Выбрать главу

Шум и крики на лестнице заставили её взять в руку керосинку и выглянуть наружу. У дверей несколько солдат чуть не волоком тащили какую-то девку с растрёпанными косами. Один из патруля неловко держал в охапке ребёнка. При виде её он с явным облегчением выдохнул:

— Здесь, что ли, Домкомбед?

Мария привыкла держаться настороже и хотя понимала, что перед ней революционный патруль, на всякий случай спросила:

— А вам-то что? Вы кто такие будете? Предъявите мандат.

— Редька тебе, а не мандат, — оборвал её пожилой красногвардеец в мятой папахе, — видишь, руки заняты. Сперва прими груз, — он кивнул головой на молодайку, которая слабо простонала то ли «ай», то ли «ой».

— Да вы что, мужики? Куда мне её? — едва не в голос взвыла Мария. — У меня и так хлопот полон рот!

— А нам тем более такую обузу не надо. Мы город охранять поставлены, а не цацкаться с убогими. — Пожилой обернулся к солдату с ребёнком. — Давай, Сомов, клади чадо на стол, да пошли отселева. Некогда прохлаждаться: нас с караула никто не снимал. — Он косо взглянул на Марию. — Ты власть, ты и разбирайся.

Топоча сапогами, патрульные ушли, оставив на полу женщину, а на столе — орущего ребёнка. Он выгибался дугой возле чернильницы-непроливайки. От его настырного крика закладывало уши. Девочка — а Мария враз определила, что младенец женского пола, — была крепенькой и голубоглазой, со светлыми волосиками на потном лбу.

— Ори не ори, а видать, помирает твоя мамка, — хрипло сказала Мария, подбирая ребёнка на колени. — Придётся тебе, милая, расти в приюте. Ну, да ничего, я сама приютская, а видишь, выросла, выдюжила, а тебя народная власть не бросит, она сирот уважает.

Говорила и сама не верила тому, что несёт, потому как сирот да беспризорников по городу болталось тьма тьмущая. Иные и умирали под забором, не дождавшись помощи. Но девчоночка, видать, ей поверила и замолчала, обиженно пришлёпывая розовыми губёнками.

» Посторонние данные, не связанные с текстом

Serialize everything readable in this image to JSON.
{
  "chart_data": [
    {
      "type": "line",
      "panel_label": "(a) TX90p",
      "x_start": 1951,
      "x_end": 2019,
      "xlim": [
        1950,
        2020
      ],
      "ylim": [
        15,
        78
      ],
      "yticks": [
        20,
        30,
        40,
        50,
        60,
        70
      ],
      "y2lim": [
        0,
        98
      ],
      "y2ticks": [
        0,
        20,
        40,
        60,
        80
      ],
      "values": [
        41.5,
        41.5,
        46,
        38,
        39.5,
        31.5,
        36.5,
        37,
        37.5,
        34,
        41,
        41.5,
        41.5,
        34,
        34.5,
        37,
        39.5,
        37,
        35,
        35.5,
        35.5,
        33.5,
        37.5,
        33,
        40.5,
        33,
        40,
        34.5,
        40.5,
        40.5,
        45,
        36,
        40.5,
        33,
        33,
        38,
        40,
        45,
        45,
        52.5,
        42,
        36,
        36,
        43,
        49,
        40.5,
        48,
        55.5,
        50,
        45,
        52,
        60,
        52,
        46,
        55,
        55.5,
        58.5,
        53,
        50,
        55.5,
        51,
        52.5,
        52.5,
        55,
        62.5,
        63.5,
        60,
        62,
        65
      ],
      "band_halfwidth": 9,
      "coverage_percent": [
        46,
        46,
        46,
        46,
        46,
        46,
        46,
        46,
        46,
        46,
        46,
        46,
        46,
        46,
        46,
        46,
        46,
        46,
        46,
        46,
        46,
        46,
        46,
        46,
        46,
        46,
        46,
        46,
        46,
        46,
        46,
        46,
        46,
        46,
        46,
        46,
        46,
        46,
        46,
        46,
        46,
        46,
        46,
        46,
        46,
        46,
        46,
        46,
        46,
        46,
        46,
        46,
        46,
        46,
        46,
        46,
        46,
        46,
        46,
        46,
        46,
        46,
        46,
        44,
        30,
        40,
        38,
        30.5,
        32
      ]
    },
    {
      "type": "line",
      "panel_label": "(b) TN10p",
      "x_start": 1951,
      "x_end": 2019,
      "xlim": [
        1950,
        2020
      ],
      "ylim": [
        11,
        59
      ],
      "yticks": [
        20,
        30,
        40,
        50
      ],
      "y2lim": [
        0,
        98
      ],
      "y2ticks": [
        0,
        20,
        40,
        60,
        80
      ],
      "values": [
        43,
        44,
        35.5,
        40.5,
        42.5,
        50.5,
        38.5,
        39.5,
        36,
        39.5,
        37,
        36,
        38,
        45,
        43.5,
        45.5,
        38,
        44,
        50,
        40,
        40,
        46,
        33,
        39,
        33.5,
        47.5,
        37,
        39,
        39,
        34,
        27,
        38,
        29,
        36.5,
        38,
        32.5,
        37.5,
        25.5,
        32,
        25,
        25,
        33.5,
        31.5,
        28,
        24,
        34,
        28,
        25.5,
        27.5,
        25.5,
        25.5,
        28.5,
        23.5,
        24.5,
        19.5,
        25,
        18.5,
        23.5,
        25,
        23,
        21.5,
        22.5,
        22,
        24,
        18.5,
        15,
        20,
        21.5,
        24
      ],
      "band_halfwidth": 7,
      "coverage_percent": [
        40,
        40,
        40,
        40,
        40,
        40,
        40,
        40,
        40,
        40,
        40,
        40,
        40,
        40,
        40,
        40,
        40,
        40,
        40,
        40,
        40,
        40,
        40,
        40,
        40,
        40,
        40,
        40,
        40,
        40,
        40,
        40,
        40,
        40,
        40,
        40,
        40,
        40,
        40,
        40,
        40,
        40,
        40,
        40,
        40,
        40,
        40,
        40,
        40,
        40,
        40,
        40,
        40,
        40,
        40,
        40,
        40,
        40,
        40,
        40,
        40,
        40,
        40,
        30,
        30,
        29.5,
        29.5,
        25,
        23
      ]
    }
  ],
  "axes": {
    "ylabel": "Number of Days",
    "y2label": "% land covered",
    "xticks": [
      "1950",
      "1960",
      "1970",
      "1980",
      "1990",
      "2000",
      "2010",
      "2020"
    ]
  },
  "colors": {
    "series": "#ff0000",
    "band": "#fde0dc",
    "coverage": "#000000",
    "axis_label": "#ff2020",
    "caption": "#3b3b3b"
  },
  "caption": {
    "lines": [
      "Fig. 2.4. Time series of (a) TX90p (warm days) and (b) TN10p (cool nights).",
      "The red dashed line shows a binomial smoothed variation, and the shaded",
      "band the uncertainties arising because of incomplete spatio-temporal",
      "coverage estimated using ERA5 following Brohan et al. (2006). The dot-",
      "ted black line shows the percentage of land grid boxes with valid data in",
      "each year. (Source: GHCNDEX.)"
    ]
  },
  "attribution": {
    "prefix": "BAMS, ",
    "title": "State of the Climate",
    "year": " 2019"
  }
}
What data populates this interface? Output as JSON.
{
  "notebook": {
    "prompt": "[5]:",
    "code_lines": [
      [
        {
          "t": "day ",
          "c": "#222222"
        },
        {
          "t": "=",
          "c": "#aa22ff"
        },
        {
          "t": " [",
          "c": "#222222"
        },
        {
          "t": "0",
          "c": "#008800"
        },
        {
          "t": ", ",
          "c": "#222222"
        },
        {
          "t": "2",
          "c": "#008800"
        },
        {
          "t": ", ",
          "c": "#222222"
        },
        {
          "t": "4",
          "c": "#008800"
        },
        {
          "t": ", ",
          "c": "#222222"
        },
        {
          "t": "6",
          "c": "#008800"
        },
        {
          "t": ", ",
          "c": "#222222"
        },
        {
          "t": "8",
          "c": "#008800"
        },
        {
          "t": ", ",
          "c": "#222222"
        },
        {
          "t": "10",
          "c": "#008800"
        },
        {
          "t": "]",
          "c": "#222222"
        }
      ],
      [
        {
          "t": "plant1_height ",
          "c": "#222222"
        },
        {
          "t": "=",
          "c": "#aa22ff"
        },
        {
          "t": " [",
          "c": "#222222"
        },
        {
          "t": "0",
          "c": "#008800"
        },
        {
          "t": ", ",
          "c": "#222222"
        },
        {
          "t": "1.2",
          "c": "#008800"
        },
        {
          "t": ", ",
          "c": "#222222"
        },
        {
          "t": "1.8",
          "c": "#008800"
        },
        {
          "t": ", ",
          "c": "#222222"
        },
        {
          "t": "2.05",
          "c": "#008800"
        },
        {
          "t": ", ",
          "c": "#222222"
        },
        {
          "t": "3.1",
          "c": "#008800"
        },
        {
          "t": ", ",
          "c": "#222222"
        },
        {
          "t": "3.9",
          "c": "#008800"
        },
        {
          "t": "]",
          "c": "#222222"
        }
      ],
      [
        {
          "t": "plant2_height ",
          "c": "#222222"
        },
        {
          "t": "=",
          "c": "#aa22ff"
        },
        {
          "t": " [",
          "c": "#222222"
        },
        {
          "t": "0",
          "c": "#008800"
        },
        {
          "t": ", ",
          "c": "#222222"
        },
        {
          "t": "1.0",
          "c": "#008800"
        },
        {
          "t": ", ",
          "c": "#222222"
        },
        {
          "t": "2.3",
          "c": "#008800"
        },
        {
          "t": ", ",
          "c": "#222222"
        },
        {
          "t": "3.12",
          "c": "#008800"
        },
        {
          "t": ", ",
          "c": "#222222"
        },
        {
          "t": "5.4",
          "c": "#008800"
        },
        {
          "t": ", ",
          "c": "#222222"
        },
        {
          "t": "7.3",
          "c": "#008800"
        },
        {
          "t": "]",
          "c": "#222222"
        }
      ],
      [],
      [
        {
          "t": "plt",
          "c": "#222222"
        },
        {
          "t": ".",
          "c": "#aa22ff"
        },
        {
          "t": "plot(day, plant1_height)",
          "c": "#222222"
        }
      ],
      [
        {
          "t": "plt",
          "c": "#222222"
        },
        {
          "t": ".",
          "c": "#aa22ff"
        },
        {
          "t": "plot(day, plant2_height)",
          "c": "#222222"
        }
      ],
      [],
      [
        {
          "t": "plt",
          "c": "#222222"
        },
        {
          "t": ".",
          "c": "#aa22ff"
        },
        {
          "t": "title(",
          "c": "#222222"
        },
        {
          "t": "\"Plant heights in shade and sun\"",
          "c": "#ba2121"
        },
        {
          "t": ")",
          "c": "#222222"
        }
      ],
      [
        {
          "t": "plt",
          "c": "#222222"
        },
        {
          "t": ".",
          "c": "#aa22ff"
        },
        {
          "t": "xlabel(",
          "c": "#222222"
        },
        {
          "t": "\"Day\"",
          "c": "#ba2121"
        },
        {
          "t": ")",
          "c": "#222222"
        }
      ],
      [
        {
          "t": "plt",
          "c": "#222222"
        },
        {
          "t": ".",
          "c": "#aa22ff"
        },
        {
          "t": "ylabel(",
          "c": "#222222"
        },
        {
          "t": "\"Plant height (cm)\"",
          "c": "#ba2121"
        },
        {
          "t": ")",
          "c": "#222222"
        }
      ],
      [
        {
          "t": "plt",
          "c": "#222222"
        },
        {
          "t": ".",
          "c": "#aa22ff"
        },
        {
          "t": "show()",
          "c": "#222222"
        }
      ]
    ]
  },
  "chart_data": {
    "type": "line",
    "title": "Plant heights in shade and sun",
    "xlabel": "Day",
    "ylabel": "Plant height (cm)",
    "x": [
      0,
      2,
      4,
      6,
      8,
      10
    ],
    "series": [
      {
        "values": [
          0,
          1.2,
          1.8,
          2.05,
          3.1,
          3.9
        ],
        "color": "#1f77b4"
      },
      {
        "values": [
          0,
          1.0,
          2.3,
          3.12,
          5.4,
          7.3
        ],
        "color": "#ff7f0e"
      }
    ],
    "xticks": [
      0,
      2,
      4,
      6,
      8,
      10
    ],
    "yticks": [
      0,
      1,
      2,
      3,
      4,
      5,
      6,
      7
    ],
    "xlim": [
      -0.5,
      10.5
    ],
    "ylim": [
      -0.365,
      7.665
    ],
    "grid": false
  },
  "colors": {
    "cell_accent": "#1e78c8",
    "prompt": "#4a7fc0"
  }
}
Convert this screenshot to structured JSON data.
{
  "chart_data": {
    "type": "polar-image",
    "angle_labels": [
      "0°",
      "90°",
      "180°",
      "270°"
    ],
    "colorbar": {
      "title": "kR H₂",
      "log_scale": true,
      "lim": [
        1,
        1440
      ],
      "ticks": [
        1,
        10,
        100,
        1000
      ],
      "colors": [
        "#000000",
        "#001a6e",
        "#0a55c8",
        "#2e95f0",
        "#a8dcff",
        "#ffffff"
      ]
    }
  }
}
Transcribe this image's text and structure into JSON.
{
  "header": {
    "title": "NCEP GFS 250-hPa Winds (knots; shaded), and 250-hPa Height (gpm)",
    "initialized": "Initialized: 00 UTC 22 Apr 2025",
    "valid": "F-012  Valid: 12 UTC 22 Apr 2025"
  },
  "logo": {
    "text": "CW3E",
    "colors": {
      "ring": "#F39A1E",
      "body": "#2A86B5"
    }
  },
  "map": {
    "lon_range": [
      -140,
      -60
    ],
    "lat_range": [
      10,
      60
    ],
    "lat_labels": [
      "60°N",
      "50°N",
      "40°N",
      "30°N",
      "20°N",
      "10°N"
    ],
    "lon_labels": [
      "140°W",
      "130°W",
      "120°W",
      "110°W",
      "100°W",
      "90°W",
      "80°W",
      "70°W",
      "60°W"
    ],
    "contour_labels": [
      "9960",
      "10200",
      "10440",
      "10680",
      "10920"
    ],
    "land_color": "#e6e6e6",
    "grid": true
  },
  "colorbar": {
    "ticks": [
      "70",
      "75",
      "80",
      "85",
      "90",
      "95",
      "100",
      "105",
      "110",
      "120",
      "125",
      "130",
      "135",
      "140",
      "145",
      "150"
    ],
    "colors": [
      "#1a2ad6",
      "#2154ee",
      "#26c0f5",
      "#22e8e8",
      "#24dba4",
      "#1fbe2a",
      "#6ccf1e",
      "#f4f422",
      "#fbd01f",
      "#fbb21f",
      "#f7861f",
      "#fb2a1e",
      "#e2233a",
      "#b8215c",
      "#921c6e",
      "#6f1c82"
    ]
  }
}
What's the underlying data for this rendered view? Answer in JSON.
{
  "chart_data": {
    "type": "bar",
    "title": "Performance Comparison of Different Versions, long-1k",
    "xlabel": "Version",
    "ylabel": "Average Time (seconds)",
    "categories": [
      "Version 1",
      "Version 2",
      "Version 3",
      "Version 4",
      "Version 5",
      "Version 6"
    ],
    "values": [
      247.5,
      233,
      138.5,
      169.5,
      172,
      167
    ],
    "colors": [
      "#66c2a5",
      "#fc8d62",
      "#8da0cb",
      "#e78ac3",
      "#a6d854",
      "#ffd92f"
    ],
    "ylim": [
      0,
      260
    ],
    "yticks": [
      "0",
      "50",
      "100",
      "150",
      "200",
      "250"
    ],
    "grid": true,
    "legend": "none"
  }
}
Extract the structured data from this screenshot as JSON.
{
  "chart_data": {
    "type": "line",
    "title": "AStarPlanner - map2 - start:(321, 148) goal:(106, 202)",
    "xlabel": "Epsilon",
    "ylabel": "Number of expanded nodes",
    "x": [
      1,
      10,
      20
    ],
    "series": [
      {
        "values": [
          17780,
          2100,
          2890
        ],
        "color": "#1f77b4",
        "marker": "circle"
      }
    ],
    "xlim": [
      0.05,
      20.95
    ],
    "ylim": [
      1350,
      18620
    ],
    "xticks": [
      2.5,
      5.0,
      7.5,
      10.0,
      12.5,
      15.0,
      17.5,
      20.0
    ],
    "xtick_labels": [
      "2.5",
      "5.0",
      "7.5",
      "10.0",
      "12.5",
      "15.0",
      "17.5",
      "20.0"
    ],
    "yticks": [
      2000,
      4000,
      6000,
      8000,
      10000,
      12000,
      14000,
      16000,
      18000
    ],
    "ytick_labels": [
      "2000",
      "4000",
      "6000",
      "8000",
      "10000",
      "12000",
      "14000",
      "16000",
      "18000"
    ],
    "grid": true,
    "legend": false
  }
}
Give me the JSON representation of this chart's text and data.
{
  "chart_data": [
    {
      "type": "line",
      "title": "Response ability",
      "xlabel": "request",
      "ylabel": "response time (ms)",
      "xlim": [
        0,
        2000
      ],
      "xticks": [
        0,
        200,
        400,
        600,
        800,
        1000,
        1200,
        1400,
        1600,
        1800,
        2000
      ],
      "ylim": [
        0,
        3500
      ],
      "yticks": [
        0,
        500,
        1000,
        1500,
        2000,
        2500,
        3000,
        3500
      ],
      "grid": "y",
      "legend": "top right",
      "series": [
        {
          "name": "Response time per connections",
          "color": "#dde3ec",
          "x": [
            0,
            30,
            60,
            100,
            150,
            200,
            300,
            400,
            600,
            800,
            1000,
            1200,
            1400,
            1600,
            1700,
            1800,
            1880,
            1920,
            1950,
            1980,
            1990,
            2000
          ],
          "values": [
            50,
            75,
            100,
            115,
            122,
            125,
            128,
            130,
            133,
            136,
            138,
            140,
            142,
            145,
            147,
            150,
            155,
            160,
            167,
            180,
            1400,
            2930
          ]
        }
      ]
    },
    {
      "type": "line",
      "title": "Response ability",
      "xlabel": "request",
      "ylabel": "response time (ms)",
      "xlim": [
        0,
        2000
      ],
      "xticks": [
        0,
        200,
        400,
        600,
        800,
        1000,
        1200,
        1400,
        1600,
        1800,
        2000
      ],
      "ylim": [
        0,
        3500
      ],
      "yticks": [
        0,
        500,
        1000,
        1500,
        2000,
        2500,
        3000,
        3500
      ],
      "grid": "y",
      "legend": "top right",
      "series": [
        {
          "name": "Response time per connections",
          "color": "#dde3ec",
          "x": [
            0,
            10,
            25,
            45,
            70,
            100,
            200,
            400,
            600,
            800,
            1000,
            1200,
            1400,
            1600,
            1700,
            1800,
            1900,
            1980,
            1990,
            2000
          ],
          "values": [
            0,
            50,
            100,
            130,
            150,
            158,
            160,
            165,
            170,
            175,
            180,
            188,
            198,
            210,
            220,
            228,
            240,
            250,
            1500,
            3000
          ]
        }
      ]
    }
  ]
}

Осторожно, одним пальцем, Мария провела по тугой младенческой щёчке и внезапно захолонула от нежности, так ясно и больно вспомнилась крошечная дочурка, которую десять лет назад унесла дифтерия. В последние годы казалось, что комок горечи от страшной потери давно выскочил из горла и в прах рассыпался под ногами, ан нет, поди же ты, помнит сердце потерю, ох, как помнит!

— Марфушка, дитятко, — сами собой шепнули губы. — Не помня себя, Мария вскочила и прижала ребёнка к груди. — Спасу тебя, милая, не дам погибнуть.

В мыслях уже мелькало, что надо бежать к Прасковье Чуйкиной, что обосновалась в дворницкой, она кормящая, за лишнюю пайку хлеба не даст ребёнку оголодать.

Женщина на полу слабо заворочалась, дрогнув веками на закрытых глазах. Наверняка тифозная. Как помрёт, придётся завтра отправлять покойницу на кладбище, а опосля перемывать пол и от заразы окуривать коморку вонючей серой.

И принесла же нелёгкая этот патруль!

О том, что ребёнок тоже мог оказаться больным, не думалось. Широко шагнув, Мария захлопнула за собой дверь и стремглав помчалась к вдове Чуйкиной.

* * *

Фаина лежала на полу, а вокруг неё был тёмный смертельный холод, наползавший из всех щелей. Холод сочился по полу, заползал в рукава и ледяным сквозняком дышал в шею. Чтобы согреться, она попыталась съежиться в комок, но не могла пошевелить ни рукой, ни ногой. Сперва заморозило ноги и грудь, потом холод подобрался к горлу, ледяной коркой запечатав и без того тихий стон. Когда сил сопротивляться совсем не осталось, телу внезапно стало мучительно жарко. Бессознательными движениями Фаина сдёрнула с головы платок, рванула пуговицы жакета, засучила ногами по доскам, выгнулась дугой и со страшным усилием смогла приоткрыть веки. Прежде чем стали проступать очертания вещей, какое-то время перед глазами качалось вязкое марево белой пелены, похожей на густой туман. Потом из тумана стали постепенно проступать очертания стен и полоска широкого подоконника с засохшим цветком герани в горшке.

Насколько хватило обзора, она обвела взглядом серый потолок с клином света из окна и лампой из давно не чищенной бронзы. Повернув голову набок, увидела ножки письменного стола, край плюшевой кушетки, высокий буфет с резным кокошником, явно из богатого дома. Очень хотелось пить. Сухим языком Фаина провела по запёкшимся губам и тут отчётливо и страшно поняла, что рядом с ней нет ребёнка.